К моему благополучию, на тюремной подводе оказались мои вещи, так что я мог тут же переодеться и освежиться. Помощник начальника тюрьмы Солонина подробно рассказал мне последние минуты пребывания их в одесской тюрьме. Галицийский караул в тюрьму не прибыл. Еще с вечера все вещи служащих были уложены, и никто не ложился спать. Положение было ужасное. Арестанты несомненно вырвались бы из тюрьмы в эту ночь, но положение спас броневик.

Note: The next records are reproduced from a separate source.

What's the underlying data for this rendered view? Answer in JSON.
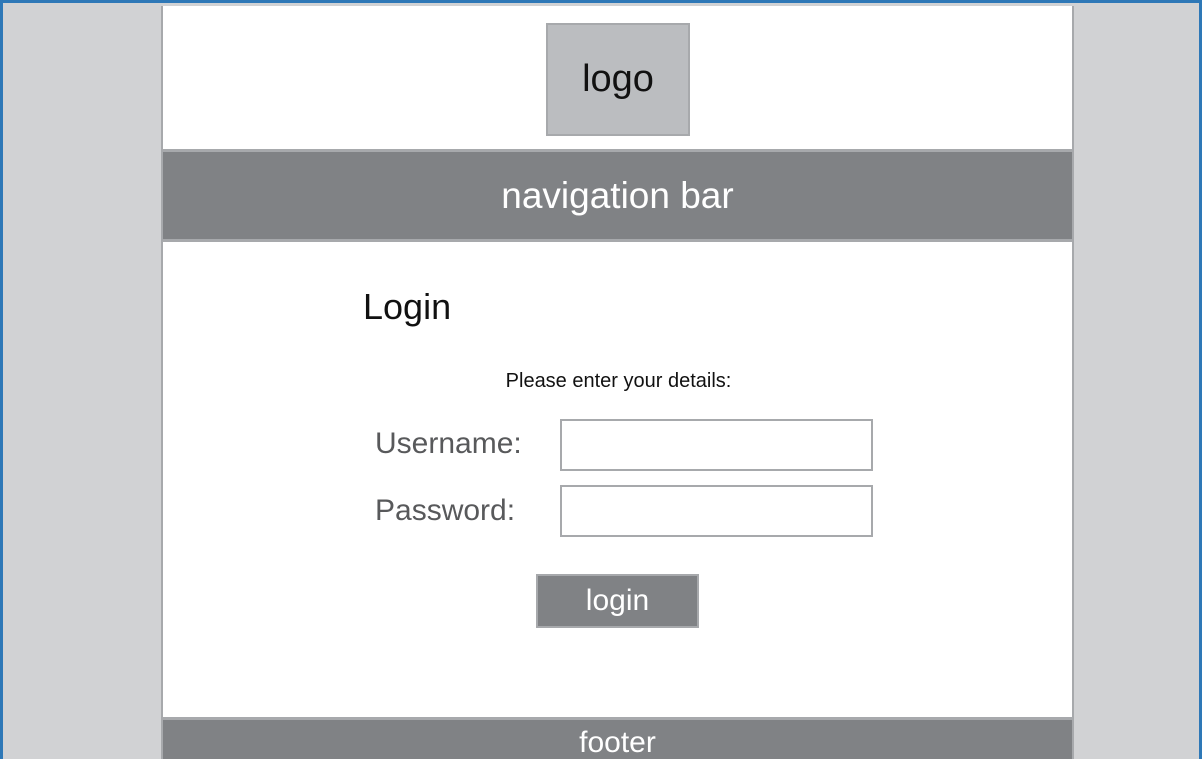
{
  "header": {
    "logo_text": "logo"
  },
  "navigation": {
    "label": "navigation bar"
  },
  "login_form": {
    "title": "Login",
    "instructions": "Please enter your details:",
    "username_label": "Username:",
    "username_value": "",
    "password_label": "Password:",
    "password_value": "",
    "submit_label": "login"
  },
  "footer": {
    "label": "footer"
  },
  "colors": {
    "frame_border": "#2e78b7",
    "side_background": "#d1d2d4",
    "bar_fill": "#808285",
    "logo_fill": "#bbbdc0",
    "outline": "#a7a9ac"
  }
}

Утром, когда я предложил немедленно ехать в штаб обороны, все были готовы и в одну минуту нагрузили вещами тюремную подводу, которая стояла запряженной с раннего утра. Солонина передал тюрьму делопроизводителю Дзичковскому, так как бывшего начальника тюрьмы Бирина не было дома. Все было сделано с такой быстротой, что ни арестанты, ни местные надзиратели не успели распространить эту весть по тюрьме. Впрочем, в вестибюле тюрьмы уже собралось несколько надзирателей, которые о чем-то между собою разговаривали. В воротах тюрьмы Солонина встретился с тюремным врачом Зервуди, которому сказал, что тюрьма передана Дзичковскому, а черниговцы и киевляне эвакуируются сейчас на пароход. Зервуди улыбнулся и сказал: «Мы сделали все, что нужно». Доктор был уже с повязкой Красного Креста на рукаве.

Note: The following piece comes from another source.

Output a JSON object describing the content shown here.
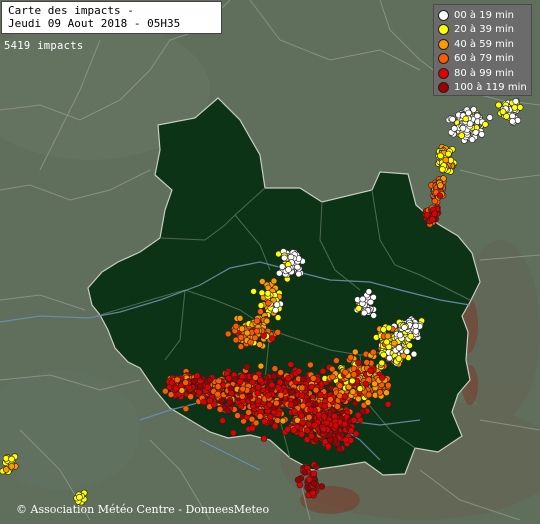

Выйдя из тюрьмы, Солонина присоединился к стоявшим уже во дворе нашим служащим. По шоссе мимо тюрьмы тянулись обозы. Расспросив проезжающих, наши узнали, что в город проехать нельзя. Во всех направлениях идет стрельба и гремят орудия. Проезжающие не советовали ехать в город. По общему мнению, нужно было поворачивать на Овидиополь. Рассуждать было некогда. Подвода с вещами завернула обратно, только один Сребрянец, ушедший вперед и не слышавший этого решения, пошел в город. Воинский караул в свою очередь расспрашивал проезжающих и, видя, что тюремные служащие уезжают, присоединился к ним и повернул на Овидиополь.